ENDEMA93 a rencontré le maire de Gagny, échangé avec les services de la préfecture, demandé une entrevue à Mr Capillon président du territoire Grand Paris Grand Est.
Les actions à venir
ENDEMA93 entend bien ne laisser aucun répit aux décideurs et va solliciter à nouveau le préfet, le Conseil départemental, le Conseil régional, la Métropole du Grand Paris.
Nous étudions l’activation du Fonds Barnier et enverrons un dossier aux députés européens pour l’activation de fonds européens.
Nous mesurons bien que la période pré-électorale actuelle ne facilite pas le traitement du dossier, mais il nous appartient de montrer aux candidats aux élections municipales que Gabiniens, Raincéens et Villemomblois sont contre le projet d’aménagement de la carrière de l’Ouest.
Une autre vision du développement urbain est possible et les candidats doivent s’engager, s’ils sont élus, à faire barrage à cette opération destructrice et à explorer avec les services de l’Etat toutes les alternatives à l’urbanisation de la carrière.

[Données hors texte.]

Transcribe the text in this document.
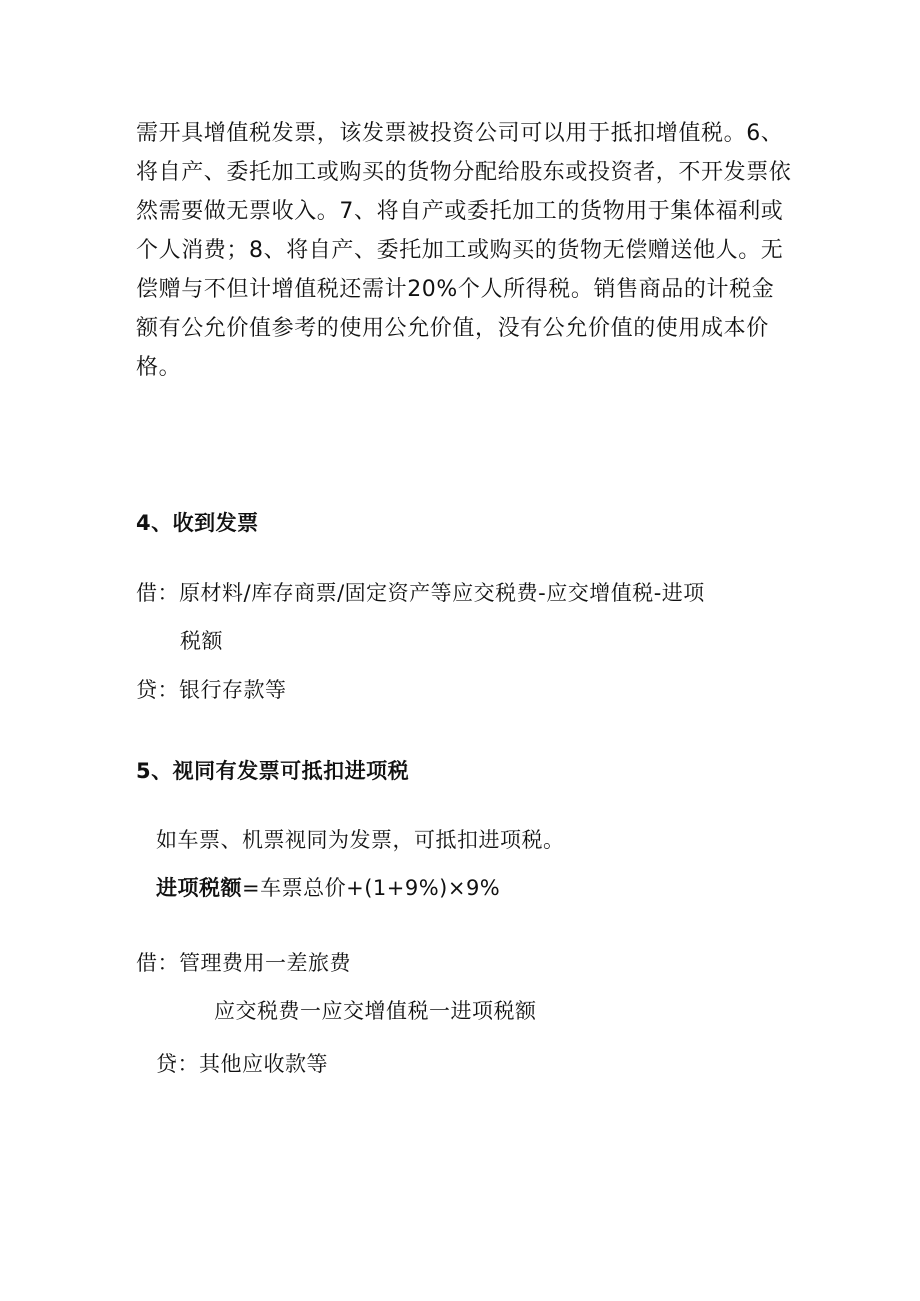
需开具增值税发票，该发票被投资公司可以用于抵扣增值税。6、将自产、委托加工或购买的货物分配给股东或投资者，不开发票依然需要做无票收入。7、将自产或委托加工的货物用于集体福利或个人消费；8、将自产、委托加工或购买的货物无偿赠送他人。无偿赠与不但计增值税还需计20%个人所得税。销售商品的计税金额有公允价值参考的使用公允价值，没有公允价值的使用成本价格。

4、收到发票

借：原材料/库存商票/固定资产等应交税费-应交增值税-进项

税额

贷：银行存款等

5、视同有发票可抵扣进项税

如车票、机票视同为发票，可抵扣进项税。

进项税额=车票总价+(1+9%)×9%

借：管理费用一差旅费

应交税费一应交增值税一进项税额

贷：其他应收款等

Un tel projet va à l’encontre de toutes les valeurs de protection de l’environnement défendues maintenant par une immense majorité de la population française. De toutes parts et de tous partis, des voix s’élèvent pour que les actes soient en accord avec les discours. Cette volonté globale s’enracine dans l’action locale, ENDEMA93 appelle tous ceux qui s’opposent à cette catastrophe annoncée à rester mobilisés et prêts à agir pour défendre ces 14 hectares de nature... Nos 14 hectares de nature.